Subjects were selected from 2023 consecutive patients attending the Lipid Clinic at the Laval University Centre. Plasma lipids, apoB, and apoA-I were measured and chylomicron lipids and VLDL and LDL lipids and apoB determined after ultracentrifugation. Patients with hypertriglyceridemia caused by excess VLDL were divided into four groups on the basis of triglyceride and apoB.

Results

A total of 440 controls, 387 subjects with normotriglyceridemic hyperapoB, 38 with type III dysbetalipoproteinemia, 270 with mild hypertriglyceridemic normoapoB, 163 with moderate hypertriglyceridemic normoapoB, 458 with mild hypertriglyceridemic hyperapoB, and 295 subjects with moderate hypertriglyceridemic hyperapoB were compared.
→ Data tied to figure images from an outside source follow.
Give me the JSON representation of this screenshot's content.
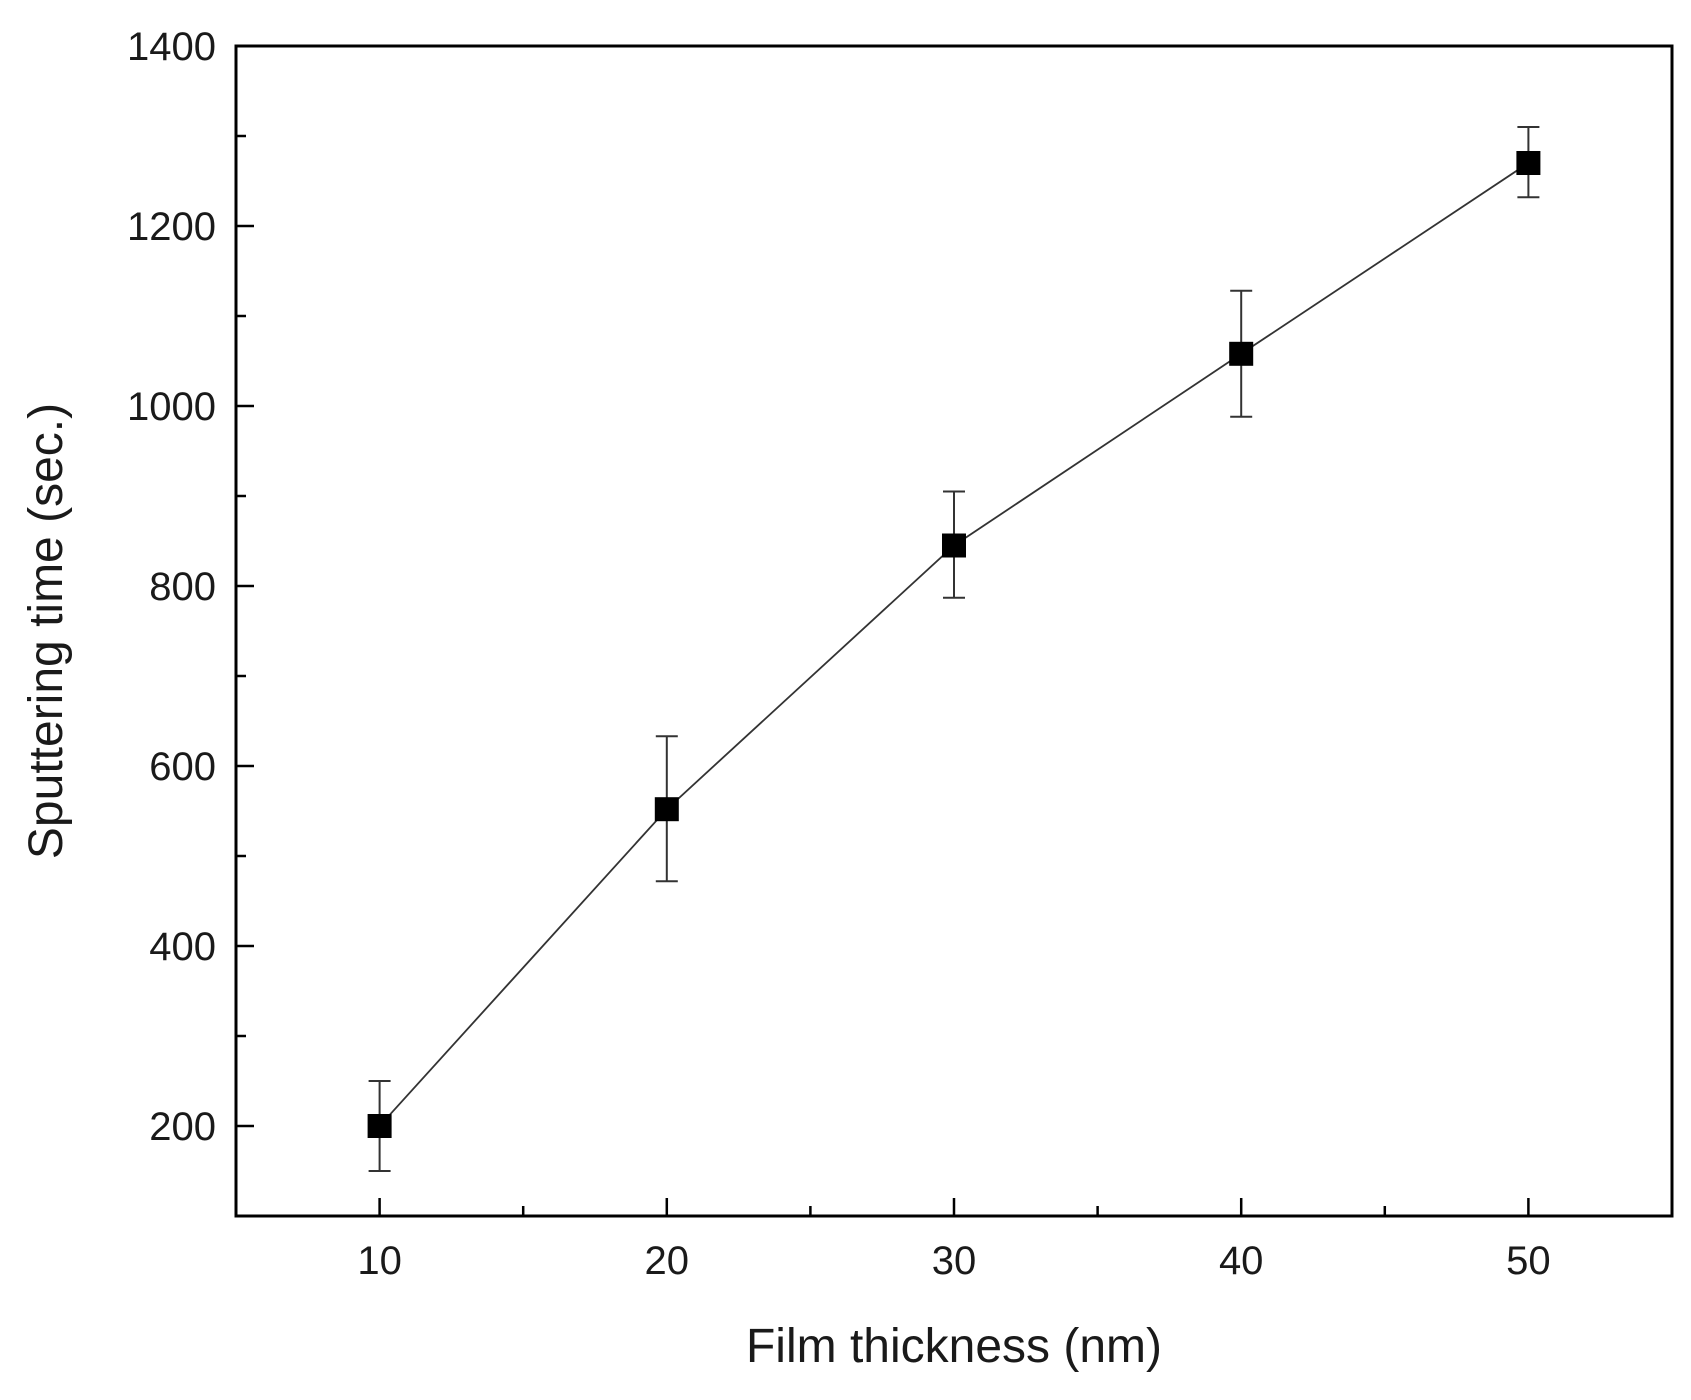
{
  "chart_data": {
    "type": "line",
    "title": "",
    "xlabel": "Film thickness (nm)",
    "ylabel": "Sputtering time (sec.)",
    "xlim": [
      5,
      55
    ],
    "ylim": [
      100,
      1400
    ],
    "x_ticks": [
      10,
      20,
      30,
      40,
      50
    ],
    "x_tick_labels": [
      "10",
      "20",
      "30",
      "40",
      "50"
    ],
    "x_minor_ticks": [
      15,
      25,
      35,
      45
    ],
    "y_ticks": [
      200,
      400,
      600,
      800,
      1000,
      1200,
      1400
    ],
    "y_tick_labels": [
      "200",
      "400",
      "600",
      "800",
      "1000",
      "1200",
      "1400"
    ],
    "y_minor_ticks": [
      300,
      500,
      700,
      900,
      1100,
      1300
    ],
    "grid": false,
    "legend": "none",
    "marker": "filled-square",
    "series": [
      {
        "x": [
          10,
          20,
          30,
          40,
          50
        ],
        "y": [
          200,
          552,
          845,
          1058,
          1270
        ],
        "error_low": [
          150,
          472,
          787,
          988,
          1232
        ],
        "error_high": [
          250,
          633,
          905,
          1128,
          1310
        ],
        "color": "#000000"
      }
    ]
  }
}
In patients with hypertriglyceridemia caused by excess VLDL, the VLDL particles were triglyceride and cholesterol-enriched. HyperapoB is associated with greater low-density lipoprotein (LDL) apoB than normoapoB, whereas greater triglycerides are associated with greater VLDL apoB. Thus, the ratio of VLDL apoB/total apoB was significantly less in those with mild hypertriglyceridemia compared with those with moderate hypertriglyceridemia, irrespective of the plasma apoB.

Conclusions

The apoB phenotypes in hypertriglyceridemia caused by excess VLDL appear to be determined by the extent to which VLDL secretion increases, the extent to which VLDL particles can be converted to LDL particles, and the effects of core lipid exchange. More accurate characterization of hypertriglyceridemia caused by excess VLDL should lead to a better understanding of the determinants of VLDL clearance and conversion to LDL as well as of the atherogenic potential of VLDL.